As has been the case for the past few years, I develop a reading plan for the year. Having a plan helps provide some gentle guidance in my reading choices and helps ensure I don’t get stuck in reading ruts. For example, in the past these have included such things as reading more recognized classics that I’ve never read or more mass market paperbacks that are easy to take with me and occupy my attention instead of a screen.

This coming year will be no different. Here’s the plan…

Read big books that scare me.

That’s it. That’s the plan. What does it mean and why?

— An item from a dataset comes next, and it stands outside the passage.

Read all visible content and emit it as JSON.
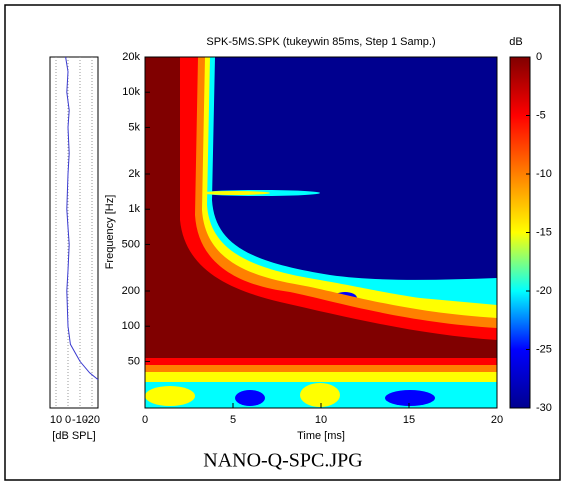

Well, there are a number of big books (500+ pages) that I have always wanted to read but I avoid them when it actually comes time to choose from my to-read pile. Here’s why…

  • I’ve always been a slow reader. So I see them and think to myself that I could read two or three books in the time it would take me to read those.

  • I tell myself that I don’t know if I could spend what for me would be a whole month or two in a single book.

  • I tell myself I can’t finish it.

  • I tell myself I’ll get bored.

  • I tell myself I should be the sort of person who reads at least 20 books in a year (my wife averages 75+) and choosing the big ones will make that impossible.

Bottom line, I need to stop this. After all, looking back over my reading list there are several big books on it. There were years when I read The Mueller Report, Hamilton, or the Steve Jobs biography and still managed to feel like I read “enough” books for the year. If I only read big books and only read 10 for the year, does it really matter? No; not in the grand scheme of things.

So, I’m going to use this year to tackle some of those big ones I’ve been putting off for far too long. I’m going to let go of any numbers-based reading goals I have. I’m going to acclimate myself to getting lost in a single book for a month or more. I’m going to show those pages who’s boss.